Hi, can you share the scripts and parameters for vLLM/llumnix deployment test, we have observed some performance degradation under high concurrency (mainly due to the overhead of ray rpc), and we are working on resolving it.

ZeldaHuang · 2025-02-12T03:37:02Z

Findings:
We observed that the TTFT and TPOT for Llumnix are about 20% lower compared to vLLM (direct deployment). Additionally, the GPU usage is lower in Llumnix compared to vLLM.

Does it mean llumnix has better performance(lower latency)? We haven't do comparison tests with direct vLLM deployment after upgrading to vLLM v0.6.3.post1, in previous version we haven't observe any performance issue compared with vLLM.
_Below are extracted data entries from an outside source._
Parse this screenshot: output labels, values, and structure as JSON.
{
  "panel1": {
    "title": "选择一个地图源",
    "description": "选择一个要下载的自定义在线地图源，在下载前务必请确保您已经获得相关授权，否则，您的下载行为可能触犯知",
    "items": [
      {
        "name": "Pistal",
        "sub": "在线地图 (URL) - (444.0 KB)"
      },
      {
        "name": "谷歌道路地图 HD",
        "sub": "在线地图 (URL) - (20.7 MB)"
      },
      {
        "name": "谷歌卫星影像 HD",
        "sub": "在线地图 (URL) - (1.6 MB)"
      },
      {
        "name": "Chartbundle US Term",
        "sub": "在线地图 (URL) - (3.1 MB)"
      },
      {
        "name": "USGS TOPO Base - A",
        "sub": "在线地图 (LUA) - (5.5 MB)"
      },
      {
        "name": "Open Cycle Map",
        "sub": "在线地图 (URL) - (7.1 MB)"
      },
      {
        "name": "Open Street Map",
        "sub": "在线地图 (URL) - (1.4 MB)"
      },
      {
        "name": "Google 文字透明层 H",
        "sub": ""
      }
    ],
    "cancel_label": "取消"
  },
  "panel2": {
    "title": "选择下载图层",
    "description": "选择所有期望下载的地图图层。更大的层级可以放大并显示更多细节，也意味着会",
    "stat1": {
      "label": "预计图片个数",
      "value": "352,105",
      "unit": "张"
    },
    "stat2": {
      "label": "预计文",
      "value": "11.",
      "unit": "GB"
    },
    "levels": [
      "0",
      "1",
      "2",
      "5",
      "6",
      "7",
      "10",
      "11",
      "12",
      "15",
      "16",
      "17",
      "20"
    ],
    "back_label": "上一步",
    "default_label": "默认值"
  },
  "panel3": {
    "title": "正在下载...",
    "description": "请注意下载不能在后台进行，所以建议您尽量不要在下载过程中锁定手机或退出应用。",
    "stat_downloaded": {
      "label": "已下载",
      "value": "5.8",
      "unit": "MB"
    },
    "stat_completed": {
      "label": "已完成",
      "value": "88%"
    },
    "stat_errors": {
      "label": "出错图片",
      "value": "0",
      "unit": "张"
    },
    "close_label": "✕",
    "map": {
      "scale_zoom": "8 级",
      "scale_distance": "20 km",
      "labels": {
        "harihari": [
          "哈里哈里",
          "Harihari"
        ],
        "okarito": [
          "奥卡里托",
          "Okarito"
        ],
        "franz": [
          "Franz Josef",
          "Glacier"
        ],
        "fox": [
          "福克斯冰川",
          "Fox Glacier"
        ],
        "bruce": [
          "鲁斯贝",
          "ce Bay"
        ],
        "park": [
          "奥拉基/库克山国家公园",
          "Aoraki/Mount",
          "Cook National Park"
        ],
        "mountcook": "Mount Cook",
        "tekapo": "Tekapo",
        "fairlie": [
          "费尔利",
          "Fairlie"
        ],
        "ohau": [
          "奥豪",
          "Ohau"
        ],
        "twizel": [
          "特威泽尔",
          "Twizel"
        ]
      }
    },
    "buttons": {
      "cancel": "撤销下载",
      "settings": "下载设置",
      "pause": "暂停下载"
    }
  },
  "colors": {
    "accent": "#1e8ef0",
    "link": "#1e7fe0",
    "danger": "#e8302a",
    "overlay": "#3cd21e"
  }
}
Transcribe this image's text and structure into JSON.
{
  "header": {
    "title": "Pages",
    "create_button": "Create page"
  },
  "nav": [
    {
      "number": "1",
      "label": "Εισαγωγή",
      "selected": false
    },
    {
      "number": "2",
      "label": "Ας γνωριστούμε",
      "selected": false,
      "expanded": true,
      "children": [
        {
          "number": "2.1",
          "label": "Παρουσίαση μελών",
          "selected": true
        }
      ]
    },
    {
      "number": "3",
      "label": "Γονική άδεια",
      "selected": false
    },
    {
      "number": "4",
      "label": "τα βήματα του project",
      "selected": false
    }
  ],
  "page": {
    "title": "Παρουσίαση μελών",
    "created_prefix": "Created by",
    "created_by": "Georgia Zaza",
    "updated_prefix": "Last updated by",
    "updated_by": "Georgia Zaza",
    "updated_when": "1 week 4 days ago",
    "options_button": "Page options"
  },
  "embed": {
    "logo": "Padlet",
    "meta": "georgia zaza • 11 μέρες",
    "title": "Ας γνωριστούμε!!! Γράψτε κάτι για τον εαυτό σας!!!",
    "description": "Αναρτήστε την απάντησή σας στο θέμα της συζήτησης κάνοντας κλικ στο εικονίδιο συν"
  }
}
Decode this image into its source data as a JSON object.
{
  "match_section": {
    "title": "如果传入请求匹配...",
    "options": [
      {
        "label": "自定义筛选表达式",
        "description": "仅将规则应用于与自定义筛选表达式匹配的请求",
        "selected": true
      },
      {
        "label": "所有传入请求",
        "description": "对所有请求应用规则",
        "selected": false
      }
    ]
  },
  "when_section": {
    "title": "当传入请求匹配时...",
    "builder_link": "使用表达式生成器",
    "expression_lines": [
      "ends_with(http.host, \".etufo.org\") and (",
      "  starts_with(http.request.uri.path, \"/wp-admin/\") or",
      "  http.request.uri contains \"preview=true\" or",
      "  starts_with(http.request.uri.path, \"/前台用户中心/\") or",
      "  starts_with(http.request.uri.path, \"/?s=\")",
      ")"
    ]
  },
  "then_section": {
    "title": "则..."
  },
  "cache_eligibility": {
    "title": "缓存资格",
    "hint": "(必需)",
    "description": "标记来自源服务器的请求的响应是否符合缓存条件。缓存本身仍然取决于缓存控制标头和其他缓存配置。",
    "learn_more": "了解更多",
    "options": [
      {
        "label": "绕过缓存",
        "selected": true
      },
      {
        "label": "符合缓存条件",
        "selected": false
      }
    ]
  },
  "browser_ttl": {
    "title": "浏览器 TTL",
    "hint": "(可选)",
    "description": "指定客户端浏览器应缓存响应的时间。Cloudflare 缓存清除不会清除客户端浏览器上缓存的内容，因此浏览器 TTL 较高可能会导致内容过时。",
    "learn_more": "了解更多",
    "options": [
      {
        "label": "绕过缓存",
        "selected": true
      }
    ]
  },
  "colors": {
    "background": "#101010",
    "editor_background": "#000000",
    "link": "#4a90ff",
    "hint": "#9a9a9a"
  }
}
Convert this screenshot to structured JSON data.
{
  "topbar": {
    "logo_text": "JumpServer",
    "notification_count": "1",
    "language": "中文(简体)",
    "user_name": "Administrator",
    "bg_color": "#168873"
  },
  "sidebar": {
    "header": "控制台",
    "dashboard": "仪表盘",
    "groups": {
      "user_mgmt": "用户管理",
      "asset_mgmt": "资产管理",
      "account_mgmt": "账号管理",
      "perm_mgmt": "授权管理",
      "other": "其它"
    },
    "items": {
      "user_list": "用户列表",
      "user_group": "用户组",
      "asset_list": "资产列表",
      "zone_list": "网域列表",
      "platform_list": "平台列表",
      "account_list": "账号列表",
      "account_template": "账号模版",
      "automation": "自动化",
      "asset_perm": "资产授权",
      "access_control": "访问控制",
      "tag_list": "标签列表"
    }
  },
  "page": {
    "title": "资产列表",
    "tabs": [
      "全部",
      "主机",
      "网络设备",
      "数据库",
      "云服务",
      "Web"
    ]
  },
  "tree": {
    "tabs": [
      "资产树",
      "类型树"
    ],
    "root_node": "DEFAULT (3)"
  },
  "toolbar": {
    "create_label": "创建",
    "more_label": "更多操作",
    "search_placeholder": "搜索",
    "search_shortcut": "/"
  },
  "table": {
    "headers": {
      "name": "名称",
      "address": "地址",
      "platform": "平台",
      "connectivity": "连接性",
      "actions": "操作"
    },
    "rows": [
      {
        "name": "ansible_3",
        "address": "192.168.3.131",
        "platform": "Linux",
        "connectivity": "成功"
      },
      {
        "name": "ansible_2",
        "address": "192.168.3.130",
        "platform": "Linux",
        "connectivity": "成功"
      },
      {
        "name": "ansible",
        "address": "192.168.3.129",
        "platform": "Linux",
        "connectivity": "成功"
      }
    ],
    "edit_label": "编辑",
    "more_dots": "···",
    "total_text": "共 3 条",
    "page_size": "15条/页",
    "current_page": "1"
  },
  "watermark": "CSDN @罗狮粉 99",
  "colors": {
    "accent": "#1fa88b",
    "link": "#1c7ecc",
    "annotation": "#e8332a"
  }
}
Ronniexie · 2025-02-14T09:49:26Z

Sorry for the confusion earlier! I meant to say that the TTFT and TPOT for Llumnix are about 20% higher than for vLLM (direct deployment), indicating that Llumnix performs worse than vLLM directly.

For the test, we used the following parameters:

--tensor-parallel-size 1 --block-size 32 --cpu-offload-gb 0 --dtype bfloat16 --enable-prefix-caching --gpu-memory-utilization 0.83 --guided-decoding-backend outlines --kv-cache-dtype auto --load-format auto --max-logprobs 20 --max-model-len 4096 --max-num-batched-tokens 8096 --max-num-seqs 1024 --max-seq-len-to-capture 8192 --num-lookahead-slots 0 --num-scheduler-steps 8 --response-role assistant --scheduler-delay-factor 0 --seed 0 --swap-space 8 --tokenizer-mode auto

For example, with single-instance tests, we observed that the GPU utilization in vLLM can maintain around 98%, but in Llumnix, it’s only about 96%.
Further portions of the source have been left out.